Itu ikhlas dalam beriman kepada Allah.
Selanjutnya, ikhlas atau memurnikan amal ibadah kita dari hal-hal yang merusak keikhlasan. Tidak hanya iman saja yang perlu ikhlas, tetapi amal ibadah.
Sebagian orang Islam beramal saleh tidak selalu ikhlas kepada Allah. Karena dalam amal tersebut tidak sedikit terjangkiti penyakit-penyakit perusak amal, yaitu riya', sum'ah dan tendensi dunia.
Riya' berarti memperlihatkan atau mempertontonkan amal ibadah kepada manusia dengan tujuan mendapatkan sanjungan, pujian dan kedudukan mata manusia. Demikian pula dengan sum'ah, yaitu memperdengarkan amal perbuatan baik kepada manusia untuk mendapatkan sanjungan. Padahal, prinsip daripada tujuan beribadah itu harus diperuntukkan Allah, harus diperlihatkan kepada Allah, harus ditujukan kepada Allah semata. Bukan kepada manusia.
Allah taala berfirman:
"Padahal mereka tidak disuruh kecuali supaya menyembah Allah dengan memurnikan keta'atan kepada-Nya dalam (menjalankan) agama yang lurus, dan supaya mereka mendirikan shalat dan menunaikan zakat; dan yang demikian itulah agama yang lurus." (QS. al-Bayyinah[98]: ayat 5)

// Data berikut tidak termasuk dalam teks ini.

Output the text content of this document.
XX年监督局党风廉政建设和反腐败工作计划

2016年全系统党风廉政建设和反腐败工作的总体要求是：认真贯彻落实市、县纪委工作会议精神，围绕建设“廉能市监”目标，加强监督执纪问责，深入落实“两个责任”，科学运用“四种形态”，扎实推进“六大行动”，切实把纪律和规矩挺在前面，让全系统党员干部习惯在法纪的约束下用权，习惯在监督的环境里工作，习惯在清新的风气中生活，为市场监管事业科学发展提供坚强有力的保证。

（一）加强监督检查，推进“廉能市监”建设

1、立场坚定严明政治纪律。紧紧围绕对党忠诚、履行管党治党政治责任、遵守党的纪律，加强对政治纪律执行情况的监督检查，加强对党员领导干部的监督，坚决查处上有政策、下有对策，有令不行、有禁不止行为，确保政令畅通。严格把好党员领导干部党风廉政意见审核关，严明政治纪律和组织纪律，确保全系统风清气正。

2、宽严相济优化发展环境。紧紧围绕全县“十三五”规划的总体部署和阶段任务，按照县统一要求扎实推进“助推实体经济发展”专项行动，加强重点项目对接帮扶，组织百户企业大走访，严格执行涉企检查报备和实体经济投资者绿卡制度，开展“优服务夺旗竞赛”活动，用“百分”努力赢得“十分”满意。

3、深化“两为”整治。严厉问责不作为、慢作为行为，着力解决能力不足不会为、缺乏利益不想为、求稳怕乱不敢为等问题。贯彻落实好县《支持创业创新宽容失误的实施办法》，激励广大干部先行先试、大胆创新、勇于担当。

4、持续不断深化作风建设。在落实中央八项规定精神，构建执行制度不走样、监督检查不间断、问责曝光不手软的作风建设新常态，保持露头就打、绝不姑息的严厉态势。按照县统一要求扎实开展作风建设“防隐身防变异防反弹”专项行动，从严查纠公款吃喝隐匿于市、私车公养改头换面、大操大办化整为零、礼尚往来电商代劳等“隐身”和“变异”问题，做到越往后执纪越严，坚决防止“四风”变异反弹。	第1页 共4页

"Dan aku tidak menciptakan jin dan manusia melainkan supaya mereka mengabdi kepada-Ku."(QS. adz-Dzariyat[51]: ayat 56)
Ibadah yang ditegakkan dengan tujuan semata-mata mengharap ridlo Allah maka Allah pun benar-benar ridlo.

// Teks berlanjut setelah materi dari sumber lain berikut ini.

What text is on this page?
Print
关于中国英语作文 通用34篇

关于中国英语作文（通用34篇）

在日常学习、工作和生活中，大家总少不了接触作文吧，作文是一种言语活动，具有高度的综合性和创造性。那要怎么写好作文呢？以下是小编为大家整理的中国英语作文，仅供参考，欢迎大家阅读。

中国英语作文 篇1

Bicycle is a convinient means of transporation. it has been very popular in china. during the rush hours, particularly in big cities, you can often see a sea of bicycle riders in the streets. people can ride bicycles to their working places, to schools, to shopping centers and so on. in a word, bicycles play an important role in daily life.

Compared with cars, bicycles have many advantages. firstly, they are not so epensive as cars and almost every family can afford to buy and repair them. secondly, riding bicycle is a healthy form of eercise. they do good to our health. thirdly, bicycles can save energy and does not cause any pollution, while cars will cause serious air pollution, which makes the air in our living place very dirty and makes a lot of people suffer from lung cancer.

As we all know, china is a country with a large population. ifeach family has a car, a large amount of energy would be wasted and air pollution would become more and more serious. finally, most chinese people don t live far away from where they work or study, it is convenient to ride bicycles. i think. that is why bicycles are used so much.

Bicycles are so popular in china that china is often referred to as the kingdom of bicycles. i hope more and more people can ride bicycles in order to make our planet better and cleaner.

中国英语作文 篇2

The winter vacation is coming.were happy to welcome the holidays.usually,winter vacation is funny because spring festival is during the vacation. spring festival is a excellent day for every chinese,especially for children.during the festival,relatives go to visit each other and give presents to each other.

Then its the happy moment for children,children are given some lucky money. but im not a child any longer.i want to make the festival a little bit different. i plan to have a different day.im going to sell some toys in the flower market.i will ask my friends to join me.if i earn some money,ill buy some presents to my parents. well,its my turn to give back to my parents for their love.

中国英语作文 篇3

"Balasan mereka di sisi Tuhan mereka ialah syurga 'Adn yang mengalir di bawahnya sungai-sungai; mereka kekal di dalamnya selama-lamanya. Allah ridha terhadap mereka dan merekapun ridha kepadaNya. Yang demikian itu adalah (balasan) bagi orang yang takut kepada Tuhannya."(QS. al-Bayyinah[98]: ayat 8)
Ridlo Allah adalah puncak tujuan ibadah dan beramal saleh, bukan mengharap dukungan dan pujian dari manusia. Semoga Allah membimbing hati kita untuk ikhlas beriman dan beramal saleh.